John has been very patient during my transition to gluten-free. He has tried everything I have attempted to make and has never once said, “This tastes funny,” even though many times it didn’t just taste funny, it was awful. He ate more donuts than I could possibly count during the 52 Donuts adventure, filling in for me as taste-tester many times in the last six months of the project. I haven’t seen him with a donut since.
Not only am I married to this amazing guy, I also work with him. He pursues his artistry at a level I rarely see and is never stymied by the challenges of working with a non-traditional medium. His commitment to working and re-working a sculpture until it is perfect inspires me.

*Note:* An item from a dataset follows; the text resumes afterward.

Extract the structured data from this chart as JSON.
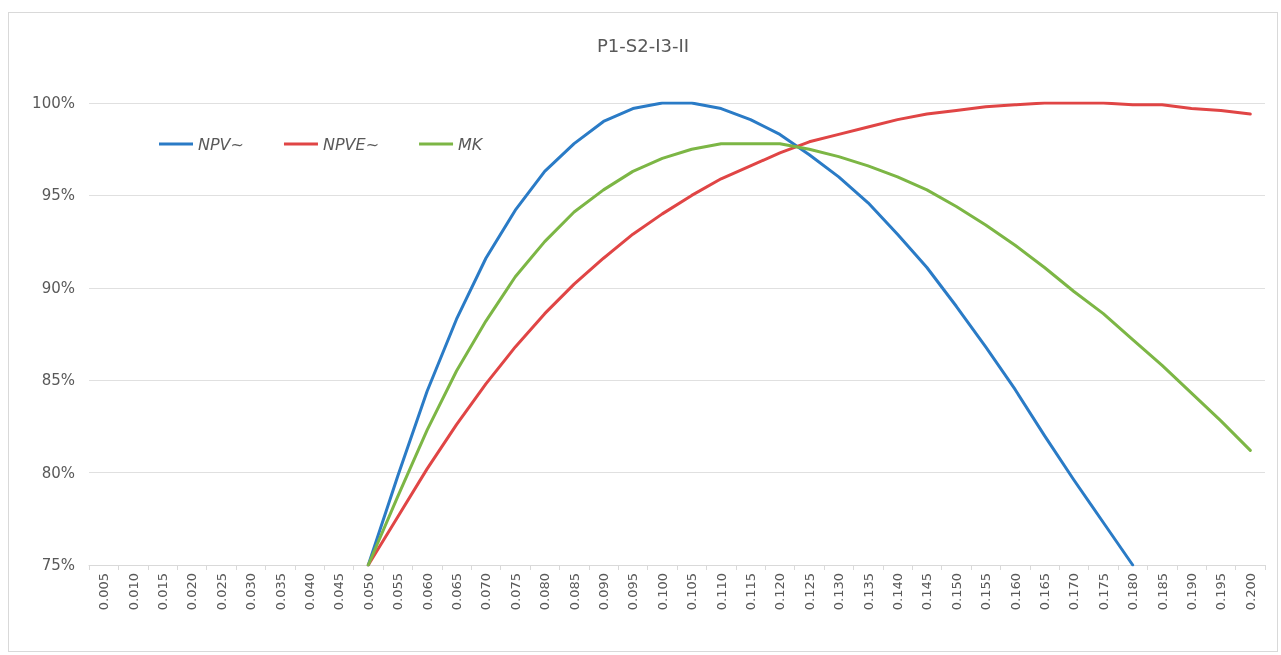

I won’t disclose all the mooshy details, but I will share that I met John while I was in high school but we didn’t attend the same high school. We worked at the same place during the Summer, but not in the same department. We went away to college, but not the same college, and reconnected through a mutual friend over semester break. A few years later we got married beneath a clump of palm trees and are attemping to live happily ever after, gluten-free.
(John with my other favorite guy, Marley, who is turning 9 this year and has also become a fan of my gluten-free baking.)